Drafted in the second-round with the 54th overall pick by the Houston Rockets in 2007, Newley played three games with the team during Summer League that year, averaging 3.3 points, 3 rebounds and 1 assist per game.
Like anything in life, however, it all boiled down to being in the right place at the right time, and the Rockets had players such as Tracy McGrady and Shane Battier, so finding a roster spot for Newley was almost impossible.
"When I was drafted initially by Houston they were a playoff-calibre team, so to break into the roster was always going to be pretty difficult," he said. "What my situation was, I was an import in Europe, and as far as getting really good jobs is concerned, [they're] hard to come by and I didn't want to risk missing out on a good job to have the chance of maybe sneaking onto a [NBA] roster."
So Newley headed to Europe playing in top leagues in Greece, Turkey and Spain, where he developed his game and continued to display a 'positionless versatility' that would eventually become en vogue in the NBA as well.
In recent years the NBA has trended towards more 'small-ball' lineups, and although the Golden State Warriors weren't the first to experiment with such an idea, their success over the past few seasons has ensured that a vast majority of the league is now shifting in the way of showcasing positionless players who can play and defend multiple positions.
This begs the question: Was Newley drafted ahead of his time? Had he been drafted a few seasons later, would he have had more of an opportunity to make, and stick with, an NBA team?
"I've never actually thought about it that way but now you say it and I look at it from the bigger picture I think, yeah, maybe I was just a couple of years too early," Newley told ESPN. "The way the game's gone forward, the way it's changed .. who knows, yeah, maybe [I could have]."
Kings coach Andrew Gaze, himself a part of a successful San Antonio Spurs team in the late 90s, agrees with the notion that Newley may have been ahead of his time when it came to making the NBA.
"There may be some merit [to that] in that his prospects, the way the game is being played now, would have been a lot higher than when he was initially drafted," Gaze told ESPN.
"I think a lot of players you can look back and say, as a generation passes and new ideas come into play, that that would favour certain players in certain areas as opposed to others, but he's had a wonderful career."
Back to the game against the Jazz.
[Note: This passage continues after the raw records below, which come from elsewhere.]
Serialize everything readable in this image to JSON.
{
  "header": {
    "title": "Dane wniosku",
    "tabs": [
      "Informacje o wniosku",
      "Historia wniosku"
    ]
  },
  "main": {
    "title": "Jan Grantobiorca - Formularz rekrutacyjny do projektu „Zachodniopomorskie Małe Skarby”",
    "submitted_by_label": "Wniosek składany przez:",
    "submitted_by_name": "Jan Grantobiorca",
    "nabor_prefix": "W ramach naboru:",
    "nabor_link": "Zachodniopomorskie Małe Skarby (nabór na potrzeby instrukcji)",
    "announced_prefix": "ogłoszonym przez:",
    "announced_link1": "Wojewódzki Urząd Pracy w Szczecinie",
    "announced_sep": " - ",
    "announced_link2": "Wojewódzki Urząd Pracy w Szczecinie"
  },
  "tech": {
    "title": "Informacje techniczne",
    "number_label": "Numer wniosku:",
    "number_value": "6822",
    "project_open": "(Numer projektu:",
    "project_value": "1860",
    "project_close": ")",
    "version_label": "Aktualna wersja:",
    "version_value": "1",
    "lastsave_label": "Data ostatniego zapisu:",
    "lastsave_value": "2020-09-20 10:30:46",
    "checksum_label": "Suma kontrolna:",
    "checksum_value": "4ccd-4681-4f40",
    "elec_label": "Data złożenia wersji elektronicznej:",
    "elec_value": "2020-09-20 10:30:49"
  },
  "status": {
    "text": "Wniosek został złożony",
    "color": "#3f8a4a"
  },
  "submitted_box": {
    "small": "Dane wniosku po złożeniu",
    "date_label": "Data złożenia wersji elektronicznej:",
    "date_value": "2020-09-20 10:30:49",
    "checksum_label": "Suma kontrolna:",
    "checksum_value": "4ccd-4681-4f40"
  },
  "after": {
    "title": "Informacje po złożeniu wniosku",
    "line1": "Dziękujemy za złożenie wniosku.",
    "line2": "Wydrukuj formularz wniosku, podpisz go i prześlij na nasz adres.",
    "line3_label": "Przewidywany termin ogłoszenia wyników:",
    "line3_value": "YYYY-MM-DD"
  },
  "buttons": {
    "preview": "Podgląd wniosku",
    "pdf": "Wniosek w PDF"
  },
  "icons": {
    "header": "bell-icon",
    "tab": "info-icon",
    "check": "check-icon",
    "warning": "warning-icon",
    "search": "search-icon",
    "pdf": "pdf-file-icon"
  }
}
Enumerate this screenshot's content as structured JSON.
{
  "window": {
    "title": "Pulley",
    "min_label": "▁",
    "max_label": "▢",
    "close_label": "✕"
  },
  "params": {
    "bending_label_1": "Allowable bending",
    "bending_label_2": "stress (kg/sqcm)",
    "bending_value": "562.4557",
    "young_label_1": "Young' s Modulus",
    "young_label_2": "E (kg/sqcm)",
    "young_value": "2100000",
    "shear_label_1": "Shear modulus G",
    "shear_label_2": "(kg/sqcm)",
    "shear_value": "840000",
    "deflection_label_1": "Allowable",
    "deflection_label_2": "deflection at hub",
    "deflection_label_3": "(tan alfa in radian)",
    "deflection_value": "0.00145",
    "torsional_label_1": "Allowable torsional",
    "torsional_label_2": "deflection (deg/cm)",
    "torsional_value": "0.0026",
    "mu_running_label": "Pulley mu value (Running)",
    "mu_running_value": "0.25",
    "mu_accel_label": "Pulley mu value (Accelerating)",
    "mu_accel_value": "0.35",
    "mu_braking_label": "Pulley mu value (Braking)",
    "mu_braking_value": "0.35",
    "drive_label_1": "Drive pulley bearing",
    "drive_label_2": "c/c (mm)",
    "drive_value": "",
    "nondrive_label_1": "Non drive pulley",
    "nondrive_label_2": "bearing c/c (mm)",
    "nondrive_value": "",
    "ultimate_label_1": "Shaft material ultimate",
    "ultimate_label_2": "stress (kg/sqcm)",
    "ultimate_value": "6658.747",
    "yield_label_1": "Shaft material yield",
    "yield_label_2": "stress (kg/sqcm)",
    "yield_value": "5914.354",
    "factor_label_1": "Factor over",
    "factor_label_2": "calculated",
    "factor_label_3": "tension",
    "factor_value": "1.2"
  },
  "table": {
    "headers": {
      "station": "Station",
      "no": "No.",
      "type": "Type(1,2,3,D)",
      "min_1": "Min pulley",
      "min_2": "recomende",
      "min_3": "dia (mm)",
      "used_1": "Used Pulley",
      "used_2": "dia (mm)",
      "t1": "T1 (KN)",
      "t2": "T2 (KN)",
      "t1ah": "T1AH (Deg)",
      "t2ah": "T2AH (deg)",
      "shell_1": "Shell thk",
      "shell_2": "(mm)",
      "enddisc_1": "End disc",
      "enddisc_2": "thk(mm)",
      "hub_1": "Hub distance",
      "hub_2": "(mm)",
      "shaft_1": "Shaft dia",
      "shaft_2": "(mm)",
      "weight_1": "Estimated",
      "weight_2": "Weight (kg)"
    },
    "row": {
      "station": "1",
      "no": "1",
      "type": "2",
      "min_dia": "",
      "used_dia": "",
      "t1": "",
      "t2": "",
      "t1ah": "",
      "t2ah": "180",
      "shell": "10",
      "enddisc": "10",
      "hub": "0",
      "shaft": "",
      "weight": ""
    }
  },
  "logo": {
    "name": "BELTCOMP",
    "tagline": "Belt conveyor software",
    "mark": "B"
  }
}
Could it provide Newley the chance to lay some ghosts to rest about whether or not he could have played in the NBA?
"I don't wanna put it all on one game like that. I've played in situations where there's been NBA calibre [opposition] before so tonight's not the be-all-end-all for me," he said.
"I've worked out to have a pretty good career, and I'm still going."
His focus right now, though, is on the Sydney Kings, and pushing them into the NBL playoffs again this season. Newley believes the game against the Jazz feels like it will be a good barometer of where the Kings are in terms of their preparation for the coming NBL season. They open their campaign at home against the Adelaide 36ers on Saturday.
"We've just had a few discussions quietly about, 'let's just get better as a group' - our goal is Saturday night back home," he said. "If we can improve tonight it'll make Saturday easy and that's what we've all been saying: bigger picture. For us, that's the most important thing."